Tal vez fuera casualidad, como digo, aunque yo más bien sugiero una treta del destino, que después de asistir a la romería de San Bartolomé, en el Cañón del Río Lobos, y de regreso a Madrid, decidiera darme una vuelta por el monasterio de Santa María de Huerta. Calurosa la tarde de aquél 24 de agosto, la gente que esperaba la apertura del monasterio, deambulaba del pórtico a la maqueta del lugar, y de ésta a los restos arqueológicos de lo que fuera el patio primitivo, que se puede datar en aquél año de 1162, fecha considerada, a grosso modo, como la de su fúndación.
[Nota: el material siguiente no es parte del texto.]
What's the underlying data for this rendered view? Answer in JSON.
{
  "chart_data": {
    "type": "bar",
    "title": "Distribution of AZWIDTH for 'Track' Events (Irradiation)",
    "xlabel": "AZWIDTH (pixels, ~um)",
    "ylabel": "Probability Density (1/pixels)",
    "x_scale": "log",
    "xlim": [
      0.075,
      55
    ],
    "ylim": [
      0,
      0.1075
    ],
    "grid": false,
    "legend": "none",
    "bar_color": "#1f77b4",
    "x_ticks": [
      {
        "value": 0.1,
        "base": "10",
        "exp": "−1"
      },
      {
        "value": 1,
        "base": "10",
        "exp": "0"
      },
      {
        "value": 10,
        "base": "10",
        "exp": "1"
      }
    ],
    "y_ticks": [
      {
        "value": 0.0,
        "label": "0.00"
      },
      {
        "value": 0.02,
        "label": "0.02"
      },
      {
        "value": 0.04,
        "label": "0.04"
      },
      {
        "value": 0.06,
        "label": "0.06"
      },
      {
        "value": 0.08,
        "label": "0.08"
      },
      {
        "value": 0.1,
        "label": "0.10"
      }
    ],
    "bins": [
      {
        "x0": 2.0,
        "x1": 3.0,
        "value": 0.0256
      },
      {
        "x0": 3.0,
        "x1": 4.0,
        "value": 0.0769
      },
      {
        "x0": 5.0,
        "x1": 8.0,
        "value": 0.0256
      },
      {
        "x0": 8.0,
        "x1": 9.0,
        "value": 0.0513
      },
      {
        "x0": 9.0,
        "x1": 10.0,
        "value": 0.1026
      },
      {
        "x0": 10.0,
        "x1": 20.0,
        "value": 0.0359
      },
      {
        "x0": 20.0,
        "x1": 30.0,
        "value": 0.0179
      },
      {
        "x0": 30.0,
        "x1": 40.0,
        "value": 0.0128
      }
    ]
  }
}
De sus hombros -en la mayoría de los casos- colgaban bolsas y mochilas y en sus manos se alternaban, simultáneamente, cámaras fotográficas y botellas de agua.
Pasaban varios minutos de las cuatro de la tarde, apenas una insignificancia dentro del cómputo general del tiempo, pero que, paradójicamente, significan una eternidad cuando se desea ver, investigar y disfrutar de un lugar que, al cabo de los siglos, aún conserva tantos matices como misterios con los que asaltar las febriles puertas del universo de la imaginación.
Uno de estos matices o misterios -utilícese el adjetivo que mejor convenga- lo constituyen, sin duda, las variadas e incomprensibles marcas de cantería localizadas en la fachada principal de acceso al templo, y que continúan en la pared lateral, junto a la que se ubica el pequeño cementerio.
Espirales, símbolos del infinito, estrellas de cinco puntas, así como otras curiosas marcas de difícil catalogación, en las que tal vez -digo, tal vez- las ramificaciones definan, en plan de clave, generaciones familiares de canteros.